Well, what's the vice president doing calling here?
What who does he think he is?
And just at that moment, just at that somebody happened to be driving by or walking by and heard the story and said, Valerie, uh you we need to send somebody over there.
Uh, your husband has been.
I didn't send him, I didn't have the authority to send him, didn't mean yet have the authority to recommend him, Ms. Plame.
Anyway, the interesting uh thing about she may have lied if she because she was under oath.
She raised her right hand, and uh Henry Waxman swore her to oath.
She she told and swore to tell the whole truth and nothing but the truth, uh, so help whatever.
Uh and Byron York has uh an interesting piece, National Review Online today uh about Plame's testimony before the House Committee on Government Oversight.
And it's true that she testified in February 2002 that well, she testified that uh a 2002 young junior officer who worked for her at the CIA came to her very upset after a call from the vice president's office asking about reports of an alleged Iraqi purchase of uranium in Niger.
And she said as she was telling me what happened, somebody passed by another officer heard this.
Mrs. Wilson testified.
Uh he knew that Joe had already, my husband had already gone on some CIA missions previously to deal with other nuclear matters, and he suggested, well, why don't we send Joe?
That's what she testified under oath, and that was the beginning of her husband's mission to Africa.
But it turns out that Valerie Plame was also questioned about these events during the investigation into the Niger uranium matter by the Senate Intelligence Committee, and they were watching.
Members of the Senate Intelligence Committee were watching eagerly her appearance on uh what was it, Friday?
Yeah, Friday uh days rung.
Bye, real quickly.
And Sunday night, Senator Chris Bond from Missouri, vice chairman of the Senate Intelligence Committee, said in a statement that Mrs.
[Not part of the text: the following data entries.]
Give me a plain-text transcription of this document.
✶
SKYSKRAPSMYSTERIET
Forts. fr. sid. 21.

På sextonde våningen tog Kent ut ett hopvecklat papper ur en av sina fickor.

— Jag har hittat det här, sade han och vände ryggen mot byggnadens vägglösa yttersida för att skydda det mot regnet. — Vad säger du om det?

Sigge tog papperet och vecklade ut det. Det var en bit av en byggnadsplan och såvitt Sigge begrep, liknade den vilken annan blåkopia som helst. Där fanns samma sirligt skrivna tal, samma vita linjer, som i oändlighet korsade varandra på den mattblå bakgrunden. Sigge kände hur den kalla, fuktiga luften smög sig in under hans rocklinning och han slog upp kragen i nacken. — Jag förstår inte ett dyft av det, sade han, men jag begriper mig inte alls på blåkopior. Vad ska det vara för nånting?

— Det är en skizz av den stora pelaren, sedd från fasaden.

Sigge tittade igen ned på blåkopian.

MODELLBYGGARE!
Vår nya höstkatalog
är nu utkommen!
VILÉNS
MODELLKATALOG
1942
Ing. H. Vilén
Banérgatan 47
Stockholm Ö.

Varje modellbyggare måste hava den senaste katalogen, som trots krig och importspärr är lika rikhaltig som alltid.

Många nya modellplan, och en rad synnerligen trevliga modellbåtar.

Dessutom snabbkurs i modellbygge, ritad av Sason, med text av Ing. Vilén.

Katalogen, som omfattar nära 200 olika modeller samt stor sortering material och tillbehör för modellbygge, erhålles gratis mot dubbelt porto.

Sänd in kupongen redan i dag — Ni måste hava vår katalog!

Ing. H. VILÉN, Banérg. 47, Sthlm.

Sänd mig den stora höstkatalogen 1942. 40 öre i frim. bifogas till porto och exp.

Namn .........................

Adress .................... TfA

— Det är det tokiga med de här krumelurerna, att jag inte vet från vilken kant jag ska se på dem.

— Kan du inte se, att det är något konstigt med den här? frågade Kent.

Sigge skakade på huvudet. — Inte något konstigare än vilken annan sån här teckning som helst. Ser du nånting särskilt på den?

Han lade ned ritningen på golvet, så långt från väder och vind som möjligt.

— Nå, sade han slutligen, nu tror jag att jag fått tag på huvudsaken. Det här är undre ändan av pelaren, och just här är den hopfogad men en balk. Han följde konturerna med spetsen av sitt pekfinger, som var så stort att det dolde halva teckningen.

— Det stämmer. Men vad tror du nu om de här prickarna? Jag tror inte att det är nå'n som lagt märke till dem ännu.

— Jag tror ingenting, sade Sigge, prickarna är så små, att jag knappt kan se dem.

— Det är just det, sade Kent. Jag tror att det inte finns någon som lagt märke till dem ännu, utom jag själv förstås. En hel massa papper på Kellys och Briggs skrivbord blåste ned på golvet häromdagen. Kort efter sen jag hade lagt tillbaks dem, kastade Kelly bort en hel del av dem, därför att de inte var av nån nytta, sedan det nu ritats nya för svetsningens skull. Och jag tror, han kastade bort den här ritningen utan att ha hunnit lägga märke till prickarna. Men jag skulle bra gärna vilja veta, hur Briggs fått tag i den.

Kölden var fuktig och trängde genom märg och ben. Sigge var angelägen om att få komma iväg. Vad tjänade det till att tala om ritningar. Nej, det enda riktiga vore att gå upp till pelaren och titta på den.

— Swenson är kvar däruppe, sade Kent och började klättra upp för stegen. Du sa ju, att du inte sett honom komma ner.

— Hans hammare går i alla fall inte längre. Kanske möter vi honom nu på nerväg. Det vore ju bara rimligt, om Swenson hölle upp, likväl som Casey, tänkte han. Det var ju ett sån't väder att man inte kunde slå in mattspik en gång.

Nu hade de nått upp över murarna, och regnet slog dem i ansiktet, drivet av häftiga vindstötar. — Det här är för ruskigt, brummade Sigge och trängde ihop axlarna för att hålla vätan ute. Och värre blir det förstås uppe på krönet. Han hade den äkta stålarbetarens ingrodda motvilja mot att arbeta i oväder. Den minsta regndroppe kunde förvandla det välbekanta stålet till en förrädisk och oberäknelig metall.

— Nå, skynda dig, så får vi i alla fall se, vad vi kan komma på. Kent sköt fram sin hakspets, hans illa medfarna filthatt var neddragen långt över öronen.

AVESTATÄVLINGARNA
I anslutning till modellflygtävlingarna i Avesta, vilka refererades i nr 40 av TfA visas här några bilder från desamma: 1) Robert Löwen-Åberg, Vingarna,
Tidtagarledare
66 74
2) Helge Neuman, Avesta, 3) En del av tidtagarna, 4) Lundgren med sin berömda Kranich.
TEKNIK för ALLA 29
Wilson didn't tell his committee about any junior officer or the call from the vice president's office, or the passing CIA official.
Friday was the first time we ever heard that story, Bond said.
Obviously, if we had, we would have included it in the report.
If if Valerie Plame's memory of events is improved and if she would now like change her testimony, I'm sure the committee staff would be happy to reinterview her.
Of course, Congress is very upset when it gets misled, aren't they?
Like the U.S. attorney story.
Very, very upset.
I don't think they're upset here over the false testimony of Miss Plaim before one of these two committees will be back.
We had a drive by caller, couldn't hang on, had an idea.
We need black offset credits like carbon credits.
If you're not black enough, go out and buy some blackness with some credits.